Commentary on the Gospel of

Larry Gillick, S.J.-Creighton University's Deglman Center for Ignatian Spirituality

This liturgical celebration, also known as Little Christmas, begins with an Entrance Antiphon from the Prologue of John’s Gospel. “There was a man sent by God who came to testify to the light, to prepare a people fit for the Lord. John makes this clear and strong statement, right at the beginning. John is not the Light, not the Christ! This might answer the question about why this birthday isn’t on June twenty-fifth, exactly six months before the celebration of the Nativity of Jesus. There is to be no parallel between the two, not even in the Church’s calendar of feasts.

The First Reading from the Prophet Isaah opens with verses which seem to be words spoken by John the Baptist. Though that is how it sounds, the words and claims are spoken about the dignity of the people of Israel, the people of God. They are being prepared to make known the Person of the One God. They have been hidden, sharpened, prepared to be the birthing mother of the Longed-For. It is through the Servant Israel, that God’s glory will be seen and known.

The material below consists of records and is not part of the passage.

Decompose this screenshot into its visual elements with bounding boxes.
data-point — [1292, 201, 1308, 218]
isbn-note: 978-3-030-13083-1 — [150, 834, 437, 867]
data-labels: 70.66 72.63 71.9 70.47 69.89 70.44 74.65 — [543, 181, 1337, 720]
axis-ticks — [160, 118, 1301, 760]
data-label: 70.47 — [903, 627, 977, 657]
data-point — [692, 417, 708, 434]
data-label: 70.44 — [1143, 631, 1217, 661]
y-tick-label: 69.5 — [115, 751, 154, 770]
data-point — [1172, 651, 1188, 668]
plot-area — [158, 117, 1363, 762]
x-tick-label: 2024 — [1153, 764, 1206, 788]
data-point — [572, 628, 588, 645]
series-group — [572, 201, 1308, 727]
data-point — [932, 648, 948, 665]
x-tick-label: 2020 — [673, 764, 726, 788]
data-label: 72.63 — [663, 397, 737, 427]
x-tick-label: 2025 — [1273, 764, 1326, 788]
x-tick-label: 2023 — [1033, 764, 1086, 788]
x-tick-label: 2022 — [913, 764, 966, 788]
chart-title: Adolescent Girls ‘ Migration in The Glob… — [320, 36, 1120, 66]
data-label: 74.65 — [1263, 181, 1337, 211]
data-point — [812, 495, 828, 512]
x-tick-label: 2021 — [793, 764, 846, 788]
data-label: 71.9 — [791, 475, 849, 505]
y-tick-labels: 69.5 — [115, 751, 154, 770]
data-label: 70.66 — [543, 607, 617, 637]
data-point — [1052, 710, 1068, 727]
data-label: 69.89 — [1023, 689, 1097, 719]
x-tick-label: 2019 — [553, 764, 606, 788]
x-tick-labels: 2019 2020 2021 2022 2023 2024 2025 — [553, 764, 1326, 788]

Israel’s role is not a little one.  Their faith in their God is to be shared, spread to all the nations. The little or insignificant will be instrumental in extending God’s love through a nation-servant as well as through a person-servant, the Baptist, who longed for the Christ as did the nation Israel. The nation and the person, though small, were raised to be agents of revelation.

In the Second Reading, we listen to Paul explaining to his Jewish listeners that from their King David’s descendants the Long-Awaited-For, the Savior of Israel would appear.  Luke, the author of the Acts of the Apostles, presents Paul’s words about John in a similar way as did the author of the Gospel of John. The Baptist knew who he was and who he was not. Paul relates words of John’s knowing his identity and his role.

In the early Christian Communities this became a large issue so that all four Gospels speak of John and his role in preparing Israel and the readers of these Gospels to accept Jesus as the Messiah and John as His graced advance-man.

In this celebration we remember his being born.  For the Jews, birth into the People of God was celebrated at the circumcision which was the physical rite of being alive according to God’s Law. Luke has this “Nativity-Form” which he uses in two announcements by an angel to two unsuspecting persons of great faith. Zechariah had been performing his duties in the Holy of Holies, as priest, so he was alone. An angel appeared and dropped a life-changing message on him about an up-coming pregnancy which is not physically possible for Elizabeth.  As with the announcement to Mary earlier in the same chapter, the natural response is questions and fear. The angel calms him as the angel did with Mary.  Predictions are made about the future of the child and the place he will have in God’s ways. Things are all set and time is drawing near for time to stand still. It is interesting and helpful to read side-by-side both announcements and both births and circumcisions. Both John the Baptist and Jesus were born into law-serving faithful families and learned obedience to God by being obedient to the Law.

What we hear in today’s Gospel is how John receives his name, not according to traditions of the clan, but according to God’s gradual completing of the Law.  Zachariah did not believe, or receive, or so believe something new and different and personal. He was not allowed to speak until the circumcision and the name-changing experience. God spoke through Moses and speaks through the Law and the Prophets of the Law. Now God is entering, personally, physically, and interpersonally into the human family.  John and Jesus will get very personal, “in your face” personal and as with Mary and Zachariah and his wife Elizabeth, life-interrupting.

The neighbors and relatives in today’s Gospel marvel and wonder as they leave the gathering. The shepherds will do the same at the birth of Jesus. Wondering, being puzzled, being perplexed, doubting, challenging are ways of healthy responses to the workings of God in and around us. We clench our fists, stamp our feet, and shake our heads, good physical responses. Doubts are a part of the “nativity-form” and a part of our being obedient to God by being obedient to the reality of our limited intellects and imaginations. Zachariah is the man. Mary is the woman. We play our parts in creating God’s rekingdoming of God’s garden. Neither of these two persons was quick on their responses. We are asked to listen to the invitations of the Gospel and our Church and our God  and we pray with our excuses, doubts and fears. We then pray with speechless hearts and waiting minds to see what else will God be doing with and through us.